Dobson Compares Fight Against Planned Parenthood To Wilberforce’s Fight Against Slave Trade

James Dobson decided to “commemorate Black History Month” on his radio program by dedicating today’s program to discussing William Wilberforce … and to do so by explicitly linking the Religious Right’s fight against Planned Parenthood to Wilberforce’s fight against the slave trade:

Dobson: Into that world comes a young William Wilberforce – a young Parliamentarian – who saw this [the slave trade] and said this is evil, this is wrong, I will do what I can to fight it.

In some ways, it’s very similar to our situation here with regard to abortion because that’s a multi-million dollar industry. You know the money that even our own Congress gives to Planned Parenthood is reminiscent of the evil that was expressed in that day because other Parliament members didn’t want to touch that very lucrative business. And so here you’ve got Wilberforce standing up and saying “this is wrong” and he was vilified and attacked and discredited and marginalized. It sounds kind of familiar to what happens to pro-life people today.

I have to say that I am getting increasingly fed up with hearing from conservative Christian biblical literalists today about how they are supposedly the ideological and moral heirs to the abolitionist movement because such claims are laughable. 

In the last few months, I have read several books about the role of religion and the Bible in the fight over slavery, including “Noah’s Curse: The Biblical Justification of American Slavery,” “Religion and the Antebellum Debate over Slavery,” “The Civil War as a Theological Crisis,” and “When Slavery Was Called Freedom: Evangelicalism, Proslavery, and the Causes of the Civil War” … and I just want to highlight a few passages from this latter book which demonstrates how proslavery advocates relied heavily on the Bible to justify the legitimacy of the institution of slavery:

Most ministers who galvanized southern moral support for slaveholding denied that they were “proslavery.” The moniker fits nonetheless. These men repeatedly insisted that good Christians could hold slaves, that slaveholding was moral, and that virtuous acts could result in one’s becoming a slaveholder … Good slaveholders, they maintained, gave the institution its character – that is, goodness. As moral individuals, they were more powerful than institutions. This formulation allowed proslavery spokesmen to denounce the historically evil institution of slavery while defending southern practices: slaveholders in the evil form of slavery were bad men; the southerners were good, and the source their wealth therefore untainted. Good – and especially evangelical – slaveholders supposedly redeemed the institution of slavery.

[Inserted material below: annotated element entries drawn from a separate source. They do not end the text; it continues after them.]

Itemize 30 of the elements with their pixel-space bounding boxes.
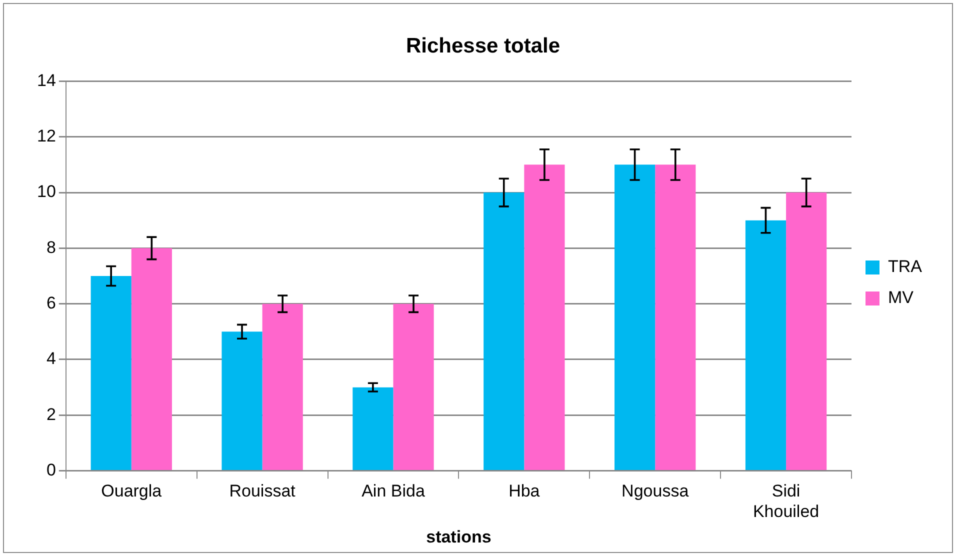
bar bbox=[614, 164, 656, 470]
x-tick-label: Ain Bida bbox=[362, 482, 426, 501]
y-tick-label: 8 bbox=[46, 238, 56, 257]
y-tick-label: 14 bbox=[36, 70, 56, 90]
bar bbox=[262, 304, 303, 470]
y-tick-label: 0 bbox=[46, 460, 56, 480]
x-tick-label: Ouargla bbox=[101, 482, 162, 501]
bar bbox=[524, 164, 565, 470]
bar bbox=[222, 332, 262, 470]
y-tick-label: 6 bbox=[46, 294, 56, 313]
y-tick-label: 12 bbox=[36, 126, 56, 146]
bar bbox=[745, 220, 786, 470]
x-tick-label: Hba bbox=[508, 482, 540, 501]
x-tick-label: Ngoussa bbox=[622, 482, 690, 501]
bar bbox=[484, 192, 524, 470]
x-axis-title: stations bbox=[426, 527, 492, 546]
bar bbox=[352, 387, 394, 470]
bar bbox=[786, 192, 827, 470]
bar bbox=[90, 276, 132, 470]
chart-title: Richesse totale bbox=[406, 34, 560, 58]
y-tick-label: 4 bbox=[46, 349, 56, 368]
y-tick-label: 10 bbox=[36, 182, 56, 202]
bar bbox=[393, 304, 434, 470]
x-tick-label: Sidi Khouiled bbox=[752, 482, 820, 522]
bar bbox=[131, 248, 172, 470]
legend-label: TRA bbox=[888, 257, 923, 276]
y-tick-label: 2 bbox=[46, 404, 56, 424]
x-tick-label: Rouissat bbox=[229, 482, 296, 501]
legend-label: MV bbox=[888, 288, 914, 308]
bar bbox=[655, 164, 696, 470]
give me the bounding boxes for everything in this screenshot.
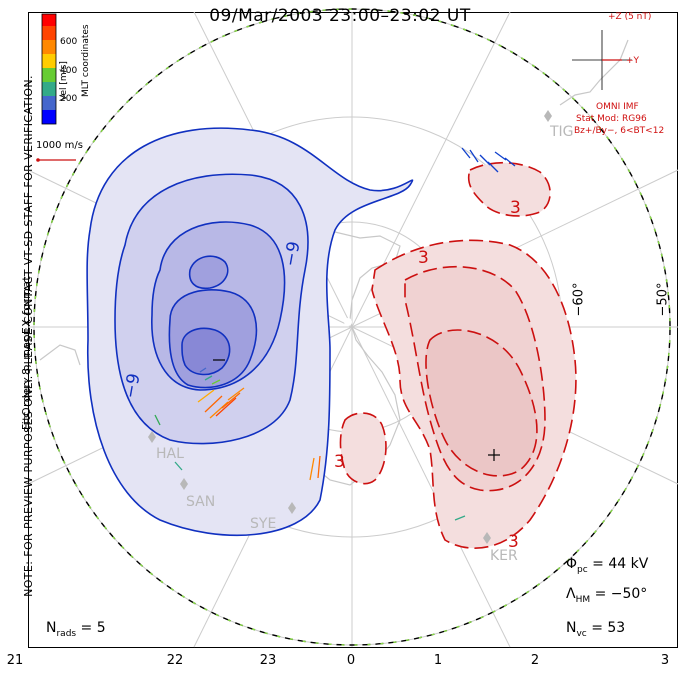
imf-clock xyxy=(572,30,632,90)
station-ker: KER xyxy=(490,548,518,564)
scale-vector-label: 1000 m/s xyxy=(36,140,83,151)
lat-label-60: −60° xyxy=(571,282,587,317)
imf-source: OMNI IMF xyxy=(596,102,639,112)
nrads-stat: Nrads = 5 xyxy=(46,620,106,639)
contour-label-neg-a: −9 xyxy=(280,239,305,269)
map-title: 09/Mar/2003 23:00–23:02 UT xyxy=(209,6,471,26)
mlt-tick-2: 2 xyxy=(530,653,540,668)
plot-frame xyxy=(28,12,678,648)
imf-y-label: +Y xyxy=(626,56,640,66)
contour-label-pos-b: 3 xyxy=(418,248,429,268)
hmb-highlight xyxy=(33,8,671,646)
contour-label-pos-a: 3 xyxy=(510,198,521,218)
colorbar-tick-200: 200 xyxy=(60,94,78,104)
fit-order-note: FitOrder: 8, mapEX format xyxy=(20,275,33,431)
velocity-vectors xyxy=(154,147,516,521)
mlt-tick-3: 3 xyxy=(660,653,670,668)
phi-pc-stat: Φpc = 44 kV xyxy=(566,556,649,575)
scale-vector-dot xyxy=(36,158,40,162)
contour-label-pos-c: 3 xyxy=(334,452,345,472)
colorbar-tick-600: 600 xyxy=(60,37,78,47)
station-sye: SYE xyxy=(250,516,277,532)
lambda-hm-stat: ΛHM = −50° xyxy=(566,586,648,605)
contour-label-neg-b: −9 xyxy=(120,371,145,401)
nvc-stat: Nvc = 53 xyxy=(566,620,626,639)
coords-label: MLT coordinates xyxy=(81,24,91,97)
mlt-tick-21: 21 xyxy=(6,653,24,668)
imf-z-label: +Z (5 nT) xyxy=(608,12,652,22)
station-san: SAN xyxy=(186,494,216,510)
mlt-tick-1: 1 xyxy=(433,653,443,668)
velocity-colorbar xyxy=(41,13,57,125)
station-hal: HAL xyxy=(156,446,184,462)
mlt-tick-22: 22 xyxy=(166,653,184,668)
radar-sites xyxy=(148,110,552,544)
imf-model: Stat Mod: RG96 xyxy=(576,114,647,124)
contour-label-pos-d: 3 xyxy=(508,532,519,552)
mlt-tick-0: 0 xyxy=(346,653,356,668)
extremum-markers xyxy=(213,359,500,461)
imf-condition: Bz+/By−, 6<BT<12 xyxy=(574,126,665,136)
station-tig: TIG xyxy=(550,124,574,140)
positive-potential-cell xyxy=(339,161,577,549)
pole-marker xyxy=(344,318,352,326)
colorbar-tick-400: 400 xyxy=(60,66,78,76)
negative-potential-cell xyxy=(86,127,414,537)
mlt-tick-23: 23 xyxy=(259,653,277,668)
lat-label-50: −50° xyxy=(655,282,671,317)
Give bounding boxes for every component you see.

Southerners thought abolitionists either did not understand the Bible or did not know God”s will, and they suspected them of perverting both. From the southern perspective the Bible offered an ideal source of vindication. If the Bible explicitly ordained slaveholding, as southern churchmen were sure it did, then to condemn slaveholding outright as a sin was to insult God’s Word and betray His Will … Most defenders of slavery believed that God had “put” slaves into their hands. The Divine purpose, they thought, was that the master train slaves for “self-dependence and self-government.”